I guess you haven’t heard of the Bigelow Prize,** Sam**.

And the X-Prize Founder figures billionaires will beat NASA to the Moon.

mmm :dubious: , I think he is not quite right, IIRC in the UN all members (even the US) declared the Moon as an area not subject to national appropriation by any claim of sovereignty since the 70’s.

While it is ok to get there for research and profit reasons, others will have the freedom to go to the same area Diamandis and buddies would “claim”. They may attempt to keep others away, but unfortunately they will have to come back sooner or later to the waiting arms of the earth governments.

Can anyone explain WHY we should go to into space? It seems like a big dick contest to me. YES we know you have a big dick but will your big dick help anyone anywhere?

NO your big dick just wants to keep showing it is bigger! So man went to the moon, YAYYYY. Go Man! GO USA!

What the fuck use was it? We may now know how to get a man to space or keep man alive in space. GOSH that is useful! How does that help ANYONE???

Who the fuck cares? Seriously! Most of the world gives not a shit and those who care are scientists and politicians.

Why does space shit matter??

Perhaps the Moon should be the same as Antartica. Of course America got there FIRST though.

And you can lay that white elephant problem directly at the feet of Congress, especially that asshole Proxmire. They kept screwing with the budget for ISS and every time they did, NASA had to redesign. If they had just left it alone instead of raiding it for pork, we’d have a functional space station right now, and it would be three times better than what we’re going to get.

Because at some point in time, maybe 10 years, maybe 10,000 years, we WILL need to leave this planet. Maybe it’ll be a man-made problem, like global warming or overpopulation. Maybe it’ll be some natural phenomenon, like an asteroid. But there is zero doubt in my mind that the need will arise to move humans off the Earth, either en masse or as groups of emmigrants. And Stephen Hawking agrees with me.

At some point, we have to begin the process of learning how to do that. Now’s as good as time as any; not to do so is extremely short-sighted.

And you call yourself a Kiwi?! Because it’s bloody there, that’s why.

However, it’s arguably a lot more short-sighted to divert NASA funding away from climate science research toward space exploration, as we seem to be currently doing:

Yes, we may need to leave this planet at some point, assuming we can find anywhere else to live and can figure out how to transfer billions of people over interplanetary or interstellar distances.

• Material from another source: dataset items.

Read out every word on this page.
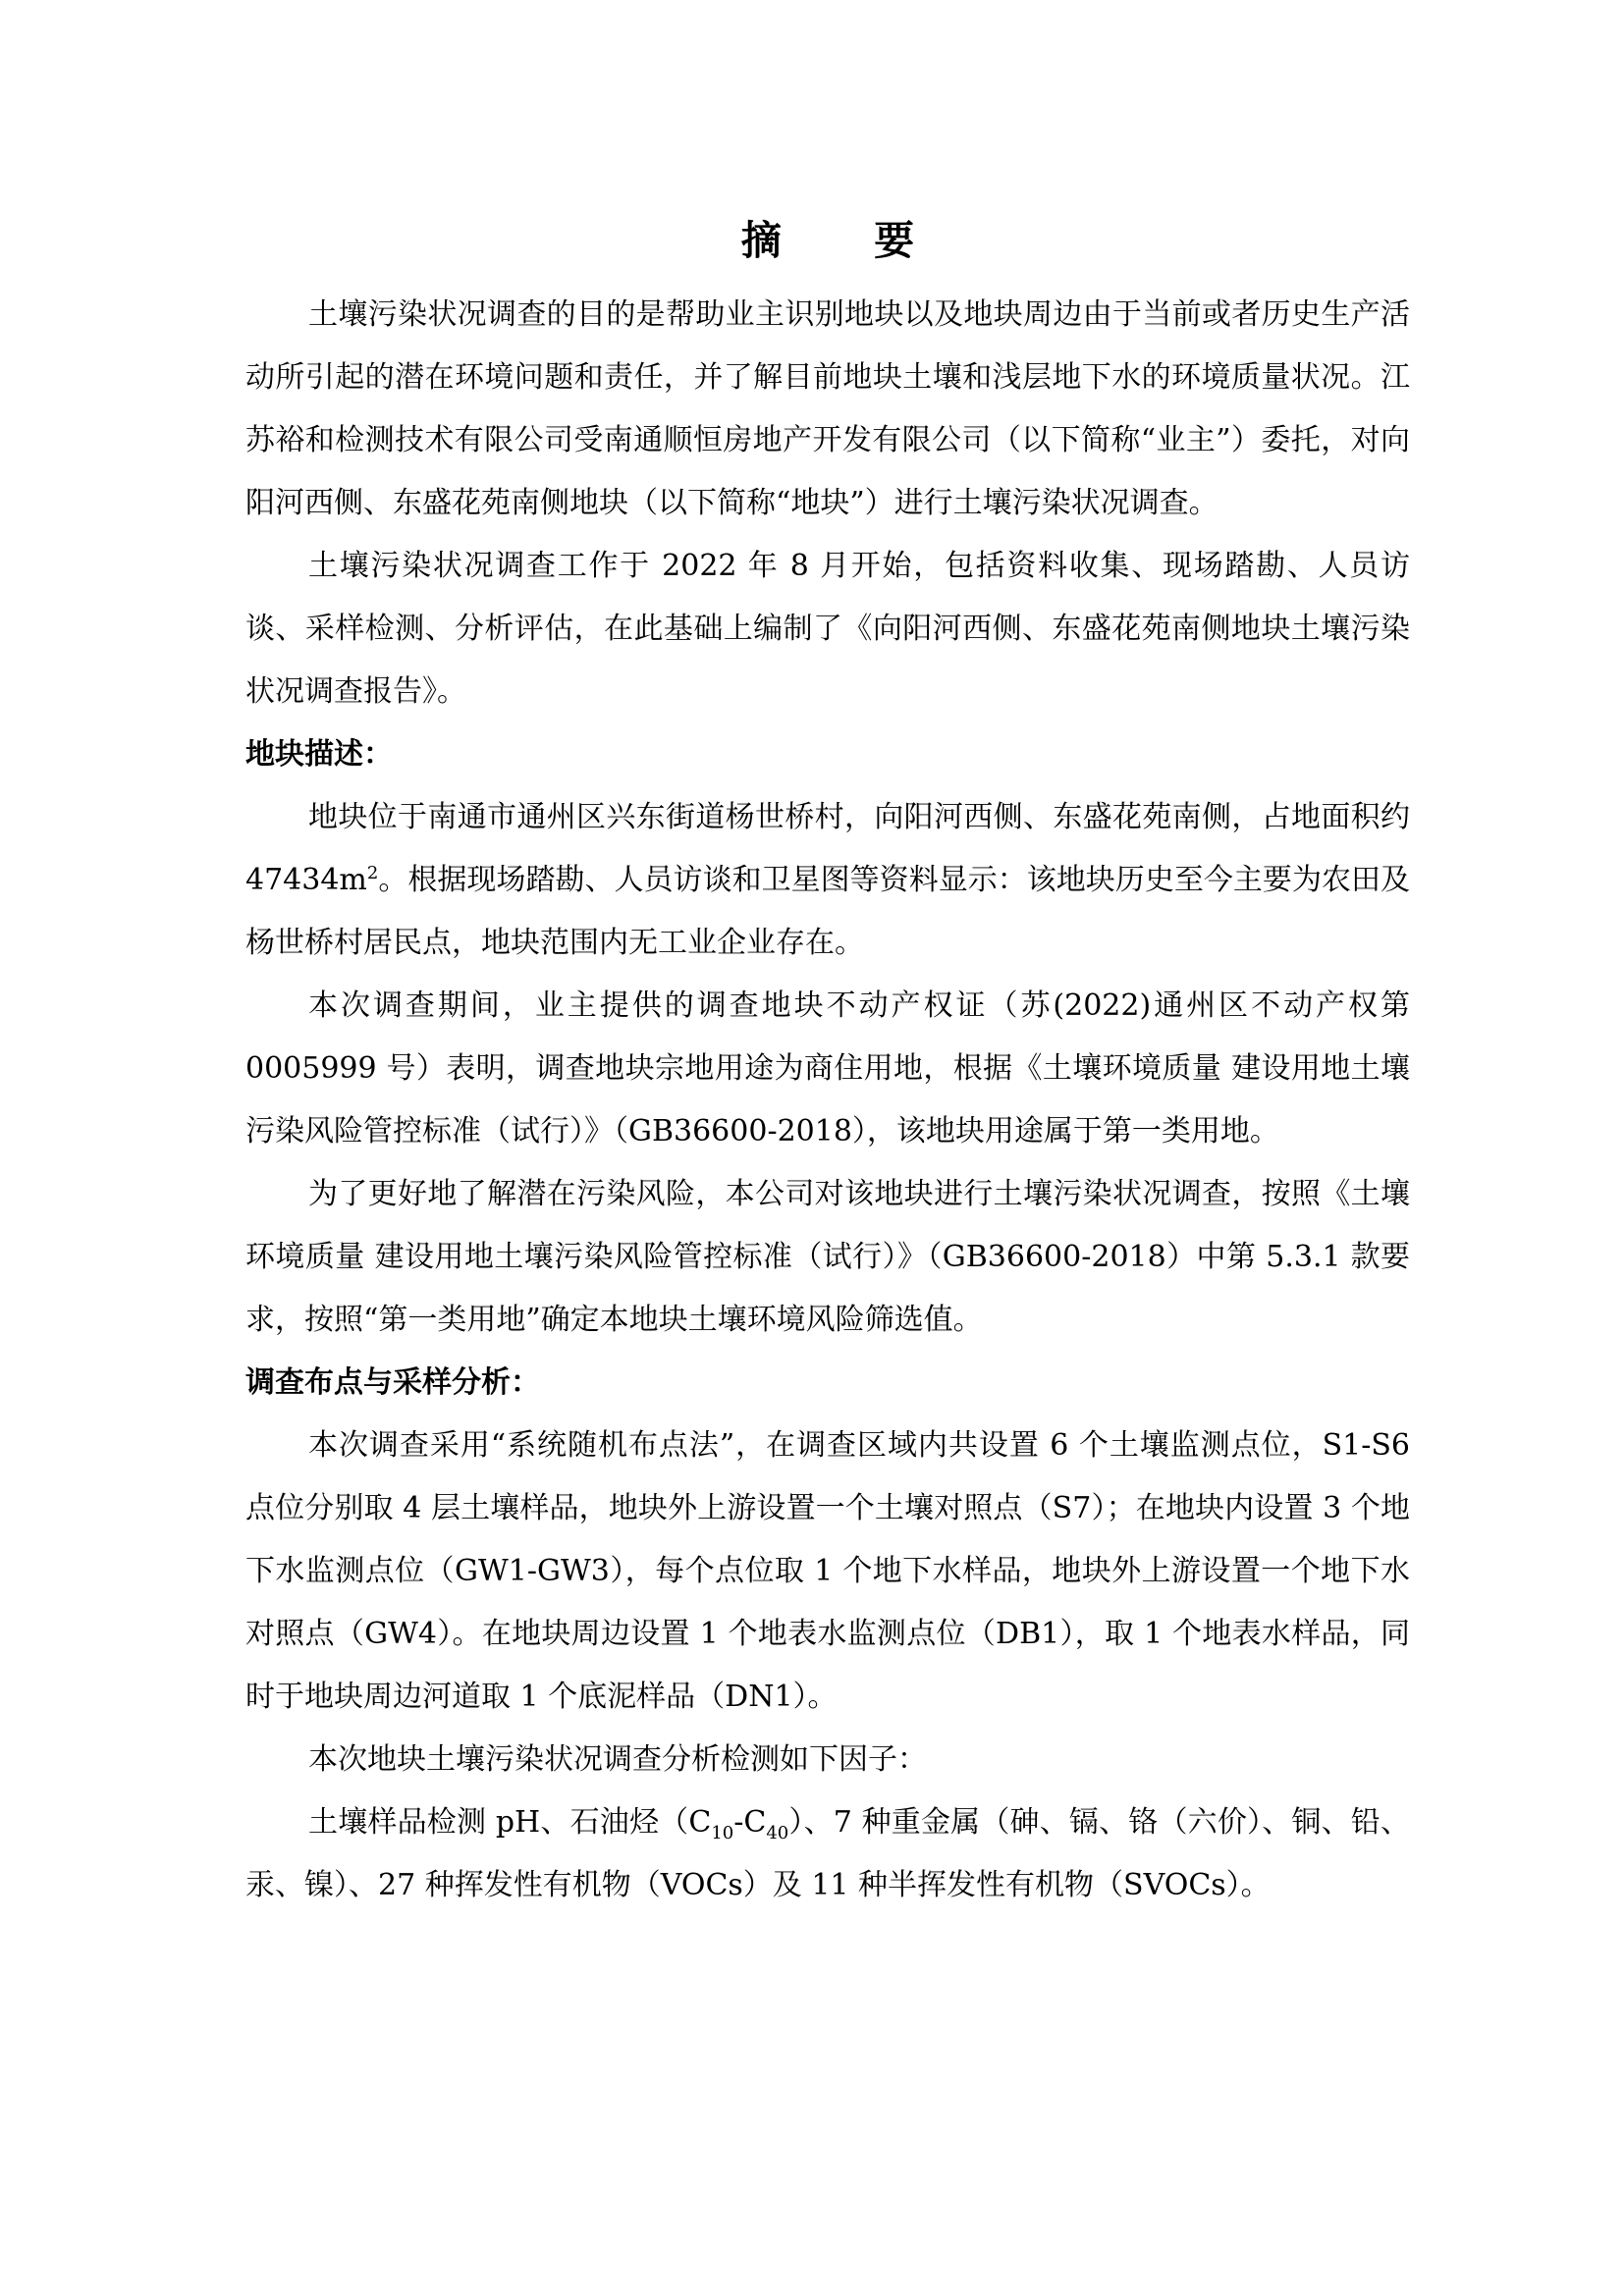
摘 要

土壤污染状况调查的目的是帮助业主识别地块以及地块周边由于当前或者历史生产活动所引起的潜在环境问题和责任，并了解目前地块土壤和浅层地下水的环境质量状况。江苏裕和检测技术有限公司受南通顺恒房地产开发有限公司（以下简称“业主”）委托，对向阳河西侧、东盛花苑南侧地块（以下简称“地块”）进行土壤污染状况调查。

土壤污染状况调查工作于 2022 年 8 月开始，包括资料收集、现场踏勘、人员访谈、采样检测、分析评估，在此基础上编制了《向阳河西侧、东盛花苑南侧地块土壤污染状况调查报告》。

地块描述：

地块位于南通市通州区兴东街道杨世桥村，向阳河西侧、东盛花苑南侧，占地面积约 $47434m^2$。根据现场踏勘、人员访谈和卫星图等资料显示：该地块历史至今主要为农田及杨世桥村居民点，地块范围内无工业企业存在。

本次调查期间，业主提供的调查地块不动产权证（苏(2022)通州区不动产权第 0005999 号）表明，调查地块宗地用途为商住用地，根据《土壤环境质量 建设用地土壤污染风险管控标准（试行）》（GB36600-2018），该地块用途属于第一类用地。

为了更好地了解潜在污染风险，本公司对该地块进行土壤污染状况调查，按照《土壤环境质量 建设用地土壤污染风险管控标准（试行）》（GB36600-2018）中第 5.3.1 款要求，按照“第一类用地”确定本地块土壤环境风险筛选值。

调查布点与采样分析：

本次调查采用“系统随机布点法”，在调查区域内共设置 6 个土壤监测点位，S1-S6 点位分别取 4 层土壤样品，地块外上游设置一个土壤对照点（S7）；在地块内设置 3 个地下水监测点位（GW1-GW3），每个点位取 1 个地下水样品，地块外上游设置一个地下水对照点（GW4）。在地块周边设置 1 个地表水监测点位（DB1），取 1 个地表水样品，同时于地块周边河道取 1 个底泥样品（DN1）。

本次地块土壤污染状况调查分析检测如下因子：

土壤样品检测 pH、石油烃$(C_{10}-C_{40})$、7 种重金属（砷、镉、铬（六价）、铜、铅、汞、镍）、27 种挥发性有机物（VOCs）及 11 种半挥发性有机物（SVOCs）。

But what we need to do now is to pay attention to our current planet’s environment and to figuring out how to keep it reasonably stable under the impact of human activities.

Space travel is very geewhizzical and exciting and all, but in practical terms, it’ll be a long while before we have feasible extraterrestrial solutions to our terrestrial problems. So we shouldn’t skimp on the more mundane earth-based approaches in order to pursue dreams of starflight.

Well we knocked the testrial bugger off. After that we didn’t give a shit.

Why should we go into space?

Because that’s where everything is, of course.